Functional cures — one-time or limited-course therapies that durably eliminate disease — can be up to 20x more valuable than typical drugs because they front-load revenue. ARK highlights hereditary angioedema gene editing (lifetime disease costs of $10-20M per patient) and in-vivo gene editing for cardiovascular disease, which targets a $2.8 trillion addressable market at a value-based price of $165,000 per patient.

Longevity as a Scientific Target

Advances in molecular clocks and biological measurement are making aging a tractable scientific target. ARK estimates the US longevity opportunity at $1.2 quadrillion based on quality-adjusted life years, framing it not as a forecast but as a value framework similar to estimating the economic potential of electricity before it was fully harnessed.

Summary

Actionable Insights and Investment Themes:

1. Genome sequencing cost collapse creates volume growth. As sequencing approaches $10 per genome by 2030, diagnostic test volumes will more than double. Companies providing sequencing tools and next-gen molecular diagnostics stand to benefit from massive volume expansion.

2. AI-driven drug development is an economic game-changer. AI can reduce drug development timelines by ~40% and costs by ~4x. An AI-developed drug could accumulate roughly $3 billion in cash flow before a traditional competitor breaks even. This favors biotech and pharma companies integrating AI into their pipelines early.

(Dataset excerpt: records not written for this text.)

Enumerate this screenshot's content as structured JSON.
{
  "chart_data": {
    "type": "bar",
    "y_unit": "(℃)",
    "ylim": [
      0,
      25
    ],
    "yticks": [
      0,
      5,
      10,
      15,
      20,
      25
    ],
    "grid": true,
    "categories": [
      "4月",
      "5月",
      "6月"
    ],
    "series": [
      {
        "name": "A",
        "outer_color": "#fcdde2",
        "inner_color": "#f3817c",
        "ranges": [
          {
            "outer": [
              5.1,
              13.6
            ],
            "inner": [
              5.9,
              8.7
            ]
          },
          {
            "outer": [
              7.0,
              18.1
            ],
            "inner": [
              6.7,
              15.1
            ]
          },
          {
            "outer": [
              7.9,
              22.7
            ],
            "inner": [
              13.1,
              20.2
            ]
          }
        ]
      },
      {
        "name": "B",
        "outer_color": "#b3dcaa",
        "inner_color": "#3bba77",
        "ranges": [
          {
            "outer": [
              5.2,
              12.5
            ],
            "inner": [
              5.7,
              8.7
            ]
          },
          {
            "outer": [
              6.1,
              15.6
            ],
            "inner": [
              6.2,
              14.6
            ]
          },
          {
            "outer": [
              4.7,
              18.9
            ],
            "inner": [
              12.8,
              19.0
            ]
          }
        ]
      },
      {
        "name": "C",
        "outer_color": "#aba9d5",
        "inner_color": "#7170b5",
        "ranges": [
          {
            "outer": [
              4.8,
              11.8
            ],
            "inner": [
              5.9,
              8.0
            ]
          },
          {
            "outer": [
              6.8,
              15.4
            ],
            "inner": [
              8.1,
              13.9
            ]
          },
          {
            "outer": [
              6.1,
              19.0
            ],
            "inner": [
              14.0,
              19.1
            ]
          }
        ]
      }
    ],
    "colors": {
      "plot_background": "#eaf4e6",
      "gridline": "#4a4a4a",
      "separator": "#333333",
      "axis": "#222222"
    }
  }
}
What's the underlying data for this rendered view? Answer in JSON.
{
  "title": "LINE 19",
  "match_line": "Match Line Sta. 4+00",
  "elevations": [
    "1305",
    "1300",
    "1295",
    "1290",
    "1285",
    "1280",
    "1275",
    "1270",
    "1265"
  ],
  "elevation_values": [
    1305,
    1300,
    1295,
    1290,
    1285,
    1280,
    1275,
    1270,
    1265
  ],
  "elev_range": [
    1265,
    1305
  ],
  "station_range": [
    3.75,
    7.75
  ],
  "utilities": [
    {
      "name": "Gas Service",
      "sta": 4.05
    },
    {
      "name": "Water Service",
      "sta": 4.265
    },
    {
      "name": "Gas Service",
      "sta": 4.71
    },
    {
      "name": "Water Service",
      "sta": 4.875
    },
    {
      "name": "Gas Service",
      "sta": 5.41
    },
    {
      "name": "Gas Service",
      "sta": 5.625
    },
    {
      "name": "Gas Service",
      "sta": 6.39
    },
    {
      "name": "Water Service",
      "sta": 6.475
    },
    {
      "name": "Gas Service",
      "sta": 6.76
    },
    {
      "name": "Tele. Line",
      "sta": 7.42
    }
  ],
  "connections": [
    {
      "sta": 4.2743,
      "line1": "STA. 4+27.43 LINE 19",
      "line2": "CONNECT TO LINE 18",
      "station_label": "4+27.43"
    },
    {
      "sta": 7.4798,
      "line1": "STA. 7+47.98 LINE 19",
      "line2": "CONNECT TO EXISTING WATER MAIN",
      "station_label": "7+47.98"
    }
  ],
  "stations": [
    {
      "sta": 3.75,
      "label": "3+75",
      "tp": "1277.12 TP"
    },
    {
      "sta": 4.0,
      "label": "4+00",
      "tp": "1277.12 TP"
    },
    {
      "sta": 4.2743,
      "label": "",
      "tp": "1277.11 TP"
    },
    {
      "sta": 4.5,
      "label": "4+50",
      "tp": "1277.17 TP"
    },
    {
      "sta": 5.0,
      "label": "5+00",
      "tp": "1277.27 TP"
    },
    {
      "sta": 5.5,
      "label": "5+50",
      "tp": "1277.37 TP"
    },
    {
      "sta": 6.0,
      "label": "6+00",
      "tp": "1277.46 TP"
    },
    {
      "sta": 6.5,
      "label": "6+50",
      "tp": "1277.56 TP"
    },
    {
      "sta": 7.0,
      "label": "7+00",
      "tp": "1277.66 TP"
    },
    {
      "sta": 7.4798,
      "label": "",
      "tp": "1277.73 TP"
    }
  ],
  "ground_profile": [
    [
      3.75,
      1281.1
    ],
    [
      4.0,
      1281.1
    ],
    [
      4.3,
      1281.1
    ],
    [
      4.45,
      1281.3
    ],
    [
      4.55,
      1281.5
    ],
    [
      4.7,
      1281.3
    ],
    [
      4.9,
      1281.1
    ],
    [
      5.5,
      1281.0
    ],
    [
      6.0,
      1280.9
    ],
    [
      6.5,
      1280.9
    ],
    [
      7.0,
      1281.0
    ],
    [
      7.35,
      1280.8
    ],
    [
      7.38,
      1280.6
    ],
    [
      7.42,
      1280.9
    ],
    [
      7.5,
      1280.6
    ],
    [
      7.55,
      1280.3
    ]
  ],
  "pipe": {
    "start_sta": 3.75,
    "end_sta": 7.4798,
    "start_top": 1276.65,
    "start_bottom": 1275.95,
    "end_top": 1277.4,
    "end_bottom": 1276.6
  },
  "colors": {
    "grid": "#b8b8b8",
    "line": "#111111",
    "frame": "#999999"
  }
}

3. Curative gene-editing therapies command premium pricing. One-time cures for rare diseases could be priced above $1 million per patient (roughly 15x lifetime chronic treatment costs) and may be up to 20x more valuable than traditional drugs. Companies advancing gene-editing cures, particularly those in late-stage clinical development, represent high-value opportunities.

4. Cardiovascular gene editing is the blockbuster opportunity. A one-time gene-editing therapy for atherosclerotic cardiovascular disease could address a $2.8 trillion total addressable market in the US alone (17 million patients at $165,000 each). Even capturing a fraction of this market would rival cumulative Lipitor sales over 20 years.

5. AI-accelerated cures dramatically increase early-stage asset value. ARK models that a Phase I AI-accelerated curative therapy could be worth more than $2 billion per drug, a substantial re-rating of early-stage biotech assets that historically had near-zero expected value.

6. Longevity is becoming investable. Improved biological aging measurement (molecular clocks, proteomic signals) is turning aging from a speculative concept into a tractable scientific target. ARK frames the US longevity market at $1.2 quadrillion, dependent on convergence across multiomics, AI, and robotics.

Stocks and Investments Mentioned: No specific stock tickers were called out. ARK noted that many companies operate across different biological layers (genomics, proteomics, etc.) building tools, diagnostics, and therapeutics, but deliberately focused on the broader theme rather than individual names. The presentation is part of ARK Invest’s Big Ideas 2026 research series, which aligns with their funds focused on genomic revolution and disruptive innovation.